The Hollywood Reporter (Weekly) - The Hollywood Reporter Awards Special
ADAM STOCKHAUSEN, WEST SIDE STORY
For Steven Spielberg’s West Side Story, production designer Adam Stockhausen was tasked with turning modern New York City streets into authentic representations of how they’d have looked in 1957, taking inspiration from his research of the neighborhoods during that time period.
“Let’s look at the highs and the lows of everybody in these communities,” Stockhausen explains of his research approach. “So, we’re looking at crime photographs, but we’re also looking at Better Business Bureau documentation of businesses and the success stories.” He continues: “The story wanted to be focused really centrally on the actual destruction of the neighborhood of San Juan Hill, to do the redevelopment and the construction of Lincoln Center and Lincoln Towers … focusing on the reality of that gentrification event, [which] is what triggered all of this stuff to unfold and to begin.”
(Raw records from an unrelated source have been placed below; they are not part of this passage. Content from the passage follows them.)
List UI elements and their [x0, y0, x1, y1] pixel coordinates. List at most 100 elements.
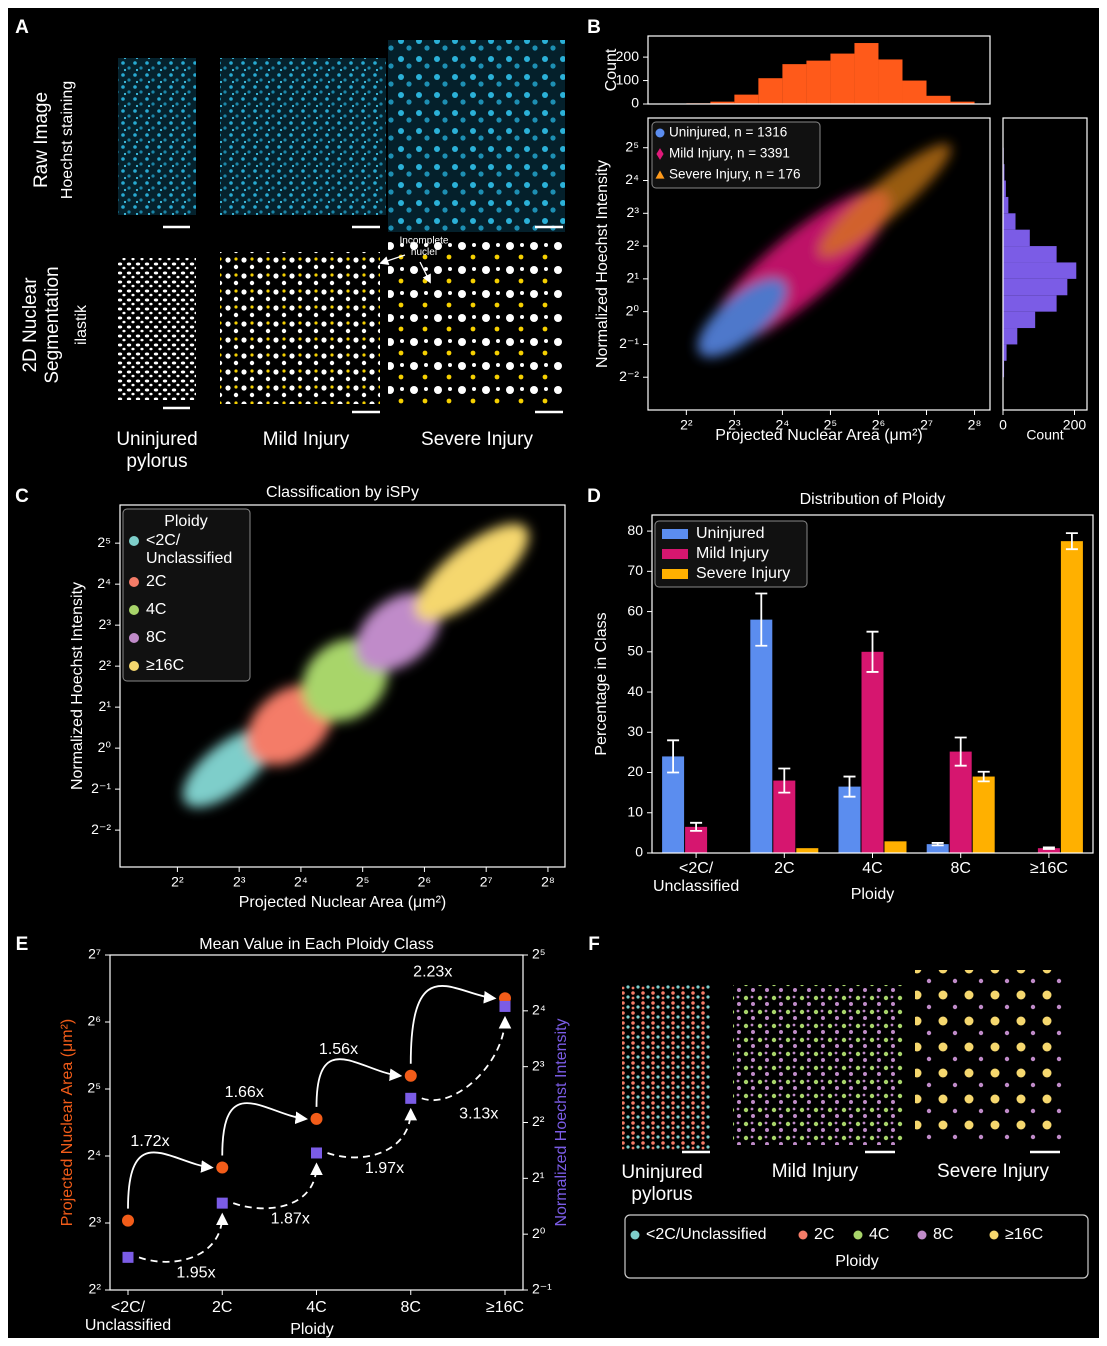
- row-title: Raw Image: [31, 92, 52, 188]
- legend-label: 2C: [814, 1226, 834, 1243]
- panel-letter: A: [15, 17, 29, 38]
- y-tick-label: 2⁶: [87, 1013, 101, 1029]
- y-tick-label: 2⁰: [626, 302, 640, 318]
- panel-letter: B: [587, 17, 601, 38]
- y-tick-label: 2⁴: [532, 1002, 546, 1018]
- y-tick-label: 30: [627, 723, 643, 739]
- legend-label: Mild Injury, n = 3391: [669, 146, 790, 161]
- legend-label: 2C: [146, 573, 166, 590]
- legend-label: 4C: [146, 601, 166, 618]
- ratio-label: 1.95x: [176, 1265, 215, 1282]
- y-tick-label: 2⁻¹: [619, 335, 639, 351]
- legend-label: Mild Injury: [696, 545, 769, 562]
- legend-marker: [918, 1231, 927, 1240]
- x-tick-label: 0: [999, 417, 1007, 433]
- y-tick-label: 10: [627, 803, 643, 819]
- x-tick-label: 4C: [862, 860, 882, 877]
- histogram-bar: [1003, 197, 1008, 213]
- x-tick-label: 2⁸: [541, 874, 555, 890]
- x-axis-label: Projected Nuclear Area (μm²): [715, 427, 923, 444]
- y-axis-label: Percentage in Class: [593, 612, 610, 755]
- y-tick-label: 2²: [627, 237, 640, 253]
- marker: [129, 605, 139, 615]
- marker: [405, 1070, 417, 1082]
- x-tick-label: 200: [1063, 417, 1087, 433]
- y-tick-label: 2³: [627, 204, 640, 220]
- y-tick-label: 2⁵: [625, 138, 639, 154]
- legend-label: <2C/Unclassified: [646, 1226, 767, 1243]
- x-tick-label: ≥16C: [486, 1299, 524, 1316]
- panel-letter: E: [16, 934, 29, 955]
- bar: [885, 841, 907, 853]
- y-tick-label: 0: [631, 95, 639, 111]
- legend-title: Ploidy: [835, 1253, 879, 1270]
- y-axis-label: Normalized Hoechst Intensity: [69, 582, 86, 790]
- legend-label: ≥16C: [146, 657, 184, 674]
- legend-marker: [854, 1231, 863, 1240]
- y-tick-label: 2⁰: [532, 1225, 546, 1241]
- chart-title: Mean Value in Each Ploidy Class: [199, 936, 434, 953]
- legend-label: ≥16C: [1005, 1226, 1043, 1243]
- y-tick-label: 2²: [99, 657, 112, 673]
- y-tick-label: 2⁴: [97, 575, 111, 591]
- y-tick-label: 2⁴: [87, 1147, 101, 1163]
- legend-label: Severe Injury: [696, 565, 790, 582]
- panel-letter: C: [15, 486, 29, 507]
- legend-box: [123, 509, 250, 681]
- page: ABCDEFRaw ImageHoechst staining2D Nuclea…: [0, 0, 1107, 1346]
- y-tick-label: 2⁵: [532, 946, 546, 962]
- y2-axis-label: Normalized Hoechst Intensity: [553, 1018, 570, 1226]
- histogram-bar: [1003, 230, 1030, 246]
- chart-title: Distribution of Ploidy: [800, 491, 946, 508]
- x-tick-label: 2³: [233, 874, 246, 890]
- ratio-label: 1.66x: [225, 1084, 264, 1101]
- y-tick-label: 2⁷: [88, 946, 101, 962]
- image-caption: Mild Injury: [263, 429, 350, 450]
- y-tick-label: 60: [627, 602, 643, 618]
- legend-label: Uninjured, n = 1316: [669, 125, 787, 140]
- y-tick-label: 2⁻²: [619, 368, 639, 384]
- ratio-label: 3.13x: [459, 1106, 498, 1123]
- histogram-bar: [1003, 295, 1057, 311]
- x-tick-label: 2²: [680, 417, 693, 433]
- y-tick-label: 2²: [89, 1281, 102, 1297]
- panel-letter: F: [588, 934, 600, 955]
- row-subtitle: ilastik: [73, 304, 90, 345]
- image-caption: Mild Injury: [772, 1161, 859, 1182]
- histogram-bar: [927, 96, 951, 104]
- legend-title: Ploidy: [164, 513, 208, 530]
- legend-label: Severe Injury, n = 176: [669, 167, 800, 182]
- marker: [311, 1147, 322, 1158]
- y-tick-label: 2⁻²: [91, 821, 111, 837]
- x-axis-label: Ploidy: [851, 886, 895, 903]
- ratio-label: 1.56x: [319, 1041, 358, 1058]
- histogram-bar: [830, 54, 854, 104]
- marker: [405, 1093, 416, 1104]
- legend-swatch: [662, 529, 688, 539]
- x-tick-label: 4C: [306, 1299, 326, 1316]
- x-axis-label: Projected Nuclear Area (μm²): [239, 894, 447, 911]
- legend-label: 8C: [146, 629, 166, 646]
- x-tick-label: 2²: [171, 874, 184, 890]
- marker: [500, 1001, 511, 1012]
- bar: [950, 752, 972, 853]
- marker: [216, 1162, 228, 1174]
- histogram-bar: [878, 59, 902, 104]
- y-tick-label: 2⁴: [625, 171, 639, 187]
- y-tick-label: 2⁵: [97, 534, 111, 550]
- y-tick-label: 2¹: [627, 270, 640, 286]
- y-tick-label: 2³: [89, 1214, 102, 1230]
- y-tick-label: 50: [627, 643, 643, 659]
- legend-marker: [631, 1231, 640, 1240]
- image-caption: Uninjuredpylorus: [621, 1162, 702, 1205]
- bar: [1061, 541, 1083, 853]
- y-axis-label: Projected Nuclear Area (μm²): [59, 1019, 76, 1227]
- marker: [122, 1215, 134, 1227]
- bar: [973, 777, 995, 853]
- y-tick-label: 2¹: [99, 698, 112, 714]
- y-tick-label: 2⁰: [98, 739, 112, 755]
- x-axis-label: Count: [1026, 427, 1063, 443]
- marker: [129, 577, 139, 587]
- figure: ABCDEFRaw ImageHoechst staining2D Nuclea…: [0, 0, 1107, 1346]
Since the film called for scenes of extreme demolition not possible to replicate in the middle of Manhattan, Stockhausen and his team were able to spend months creating their exact vision outside the city in Paterson, New Jersey. “They had a site that they could allow us to take, and we closed it for a long, long time to do this really huge build there.” Still, much of the film was shot on location in New York City, which necessitated a great deal of community outreach. “We were all over the place. I think, in fact, we were in all five boroughs,” he says, adding, “It’s about trying to layer the work, so that you can do it in a way that isn’t impacting [local businesses] and making them close their businesses any more than is absolutely necessary.”